Una volta che la capacità elettrica ha raggiunto il 100%, lo smartphone continua a inviare una piccola corrente per mantenere questo stato di carica completa. Questo processo è chiamato "mantenimento della ricarica" (trickle charge). Nel lungo periodo, questo provoca la degradazione dell’elettrolita e una riduzione del tasso di movimento degli ioni. L’effetto è particolarmente accentuato in ambienti caldi (oltre i 30°C).
- Esempio reale: ricarica iniziata alle 9:00, completata alle 10:30. Il telefono rimane collegato al caricabatterie a casa per tutta la giornata → dopo due anni, la capacità è scesa al 65%.
- Al contrario, chi spegne il caricabatterie subito dopo aver raggiunto il 100% riesce a mantenere oltre il 75% della capacità anche dopo due anni.
Inoltre, alcuni dispositivi dispongono di una funzione "protezione della batteria" (es. "Ottimizzazione batteria" su iPhone, o funzioni simili su alcuni smartphone Android), che si ferma automaticamente al 80% e riprende solo quando necessario. Questa funzione impedisce che la batteria rimanga a lungo in uno stato di carica massima, senza che l’utente se ne accorga. Secondo diversi report, in dispositivi usati da più di due anni, l’attivazione di questa funzione ha portato a un allungamento della durata media della batteria del 15–20%.

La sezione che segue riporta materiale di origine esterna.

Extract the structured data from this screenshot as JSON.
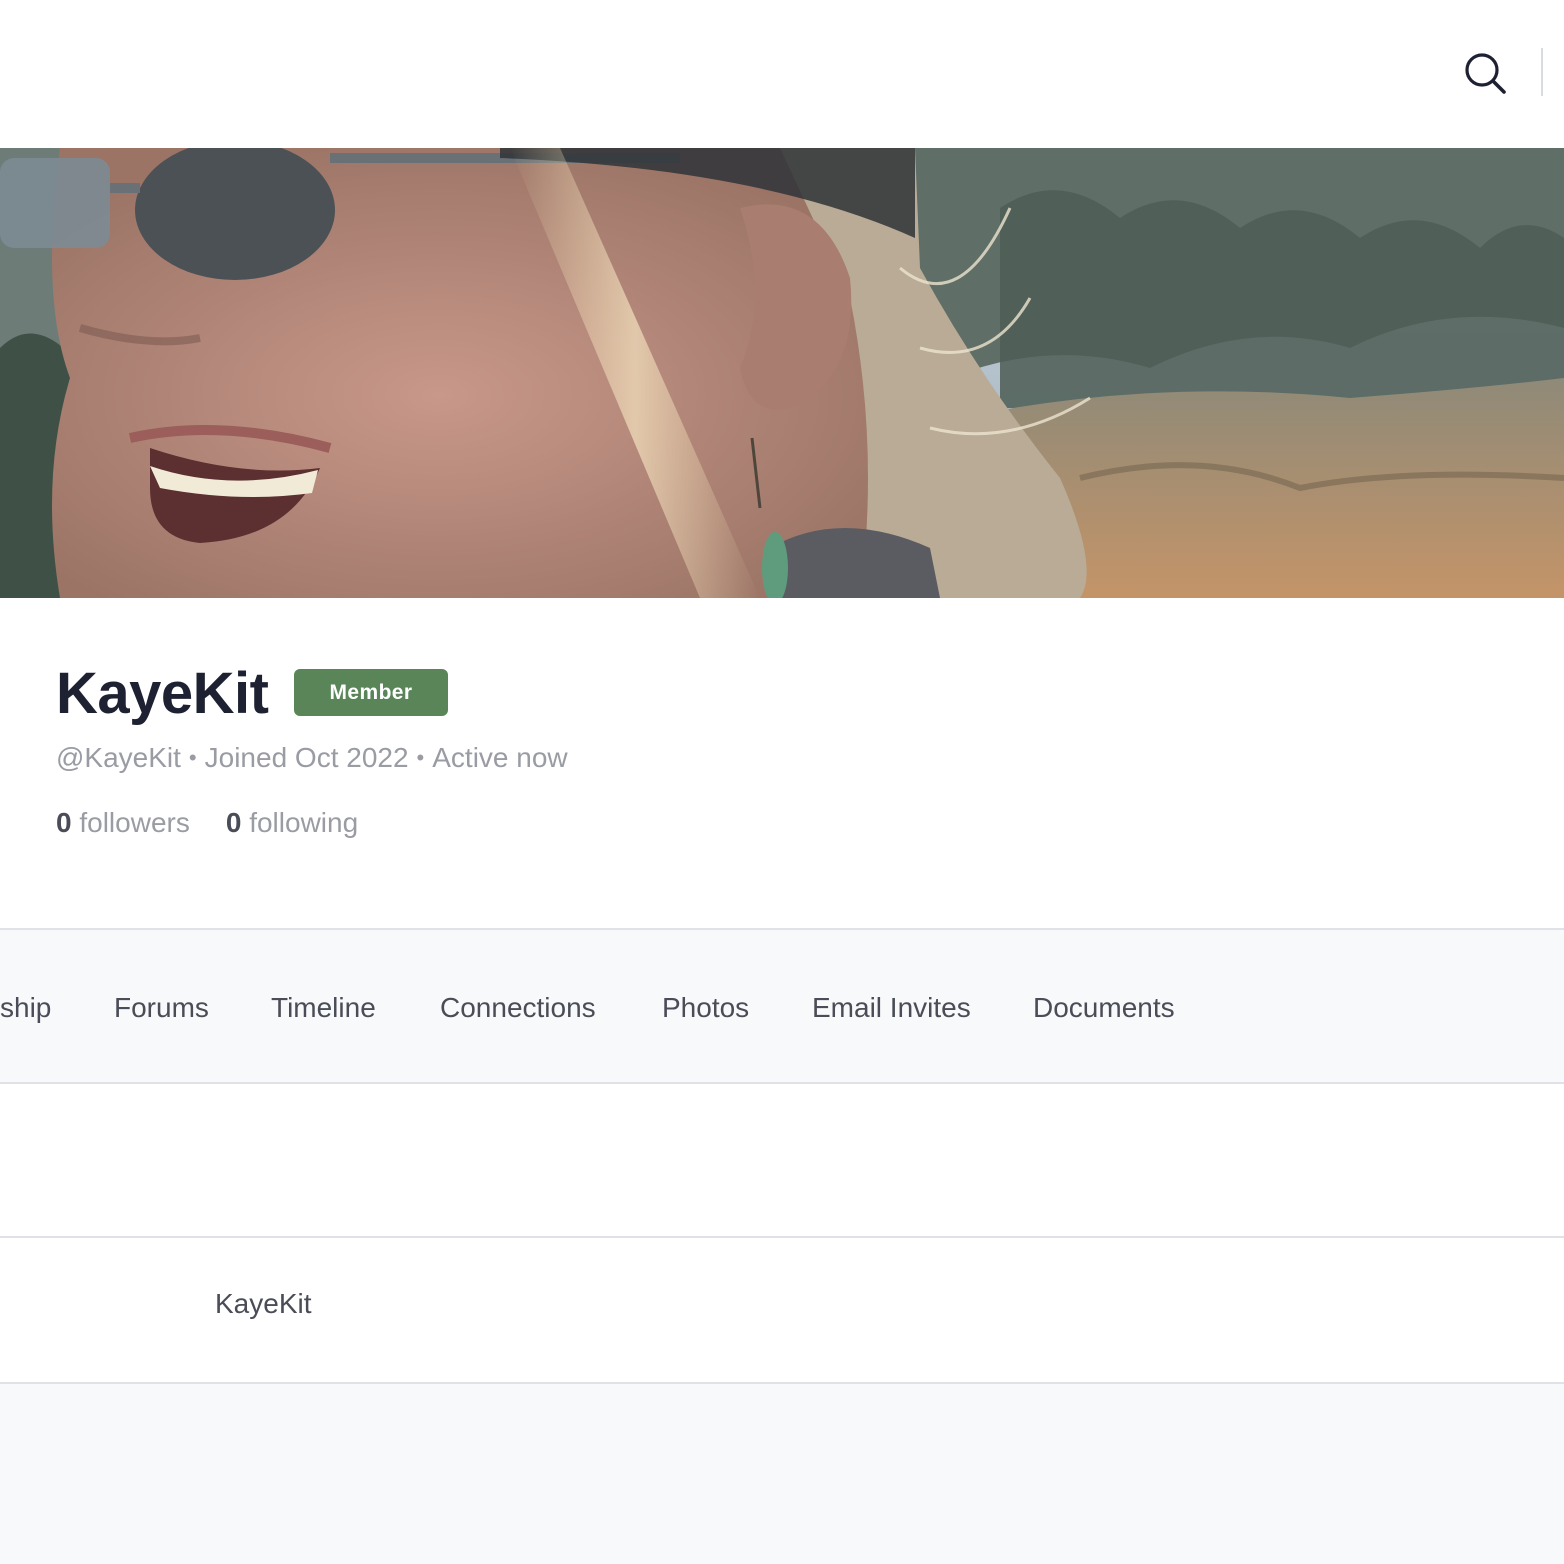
{
  "header": {
    "search_icon": "search-icon"
  },
  "cover": {
    "description_colors": {
      "sky": "#b9c6d1",
      "field": "#b58d66",
      "trees": "#5a6a5e"
    }
  },
  "profile": {
    "display_name": "KayeKit",
    "badge": "Member",
    "badge_color": "#5a8558",
    "handle": "@KayeKit",
    "joined": "Joined Oct 2022",
    "status": "Active now",
    "separator": "•",
    "followers_count": "0",
    "followers_label": "followers",
    "following_count": "0",
    "following_label": "following"
  },
  "tabs": [
    {
      "label": "ship"
    },
    {
      "label": "Forums"
    },
    {
      "label": "Timeline"
    },
    {
      "label": "Connections"
    },
    {
      "label": "Photos"
    },
    {
      "label": "Email Invites"
    },
    {
      "label": "Documents"
    }
  ],
  "details": {
    "name_value": "KayeKit"
  }
}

I custodi per smartphone influenzano direttamente la durata della batteria?
In genere si ritiene che i custodi servano solo a proteggere il telefono, ma certi materiali possono aggravare il surriscaldamento della batteria. Ad esempio, i custodi in plastica con componenti metallici o quelli con telaio in alluminio possono trattenere il calore generato dalla batteria, aumentando la temperatura durante la ricarica fino a 3-5 gradi in più. In particolare, durante la ricarica rapida, la temperatura della batteria che normalmente aumenta del 5-7% ogni 10 minuti può rimanere elevata per oltre 15 minuti a causa del custode.
- Il problema della temperatura prolungata: quando l’elettrolita interno della batteria è esposto a temperature superiori ai 60 gradi per periodi prolungati, la mobilità degli ioni diminuisce bruscamente e la durata della batteria può ridursi del 30% o più.
- Esempio: un utente che utilizza un custode "Jumbo" durante la ricarica rapida. Dopo 30 minuti di ricarica, la temperatura della batteria raggiunge i 48 gradi, registrando un valore 7 gradi superiore rispetto alla norma → dopo circa un anno, il degrado della capacità è più del doppio rispetto alla media.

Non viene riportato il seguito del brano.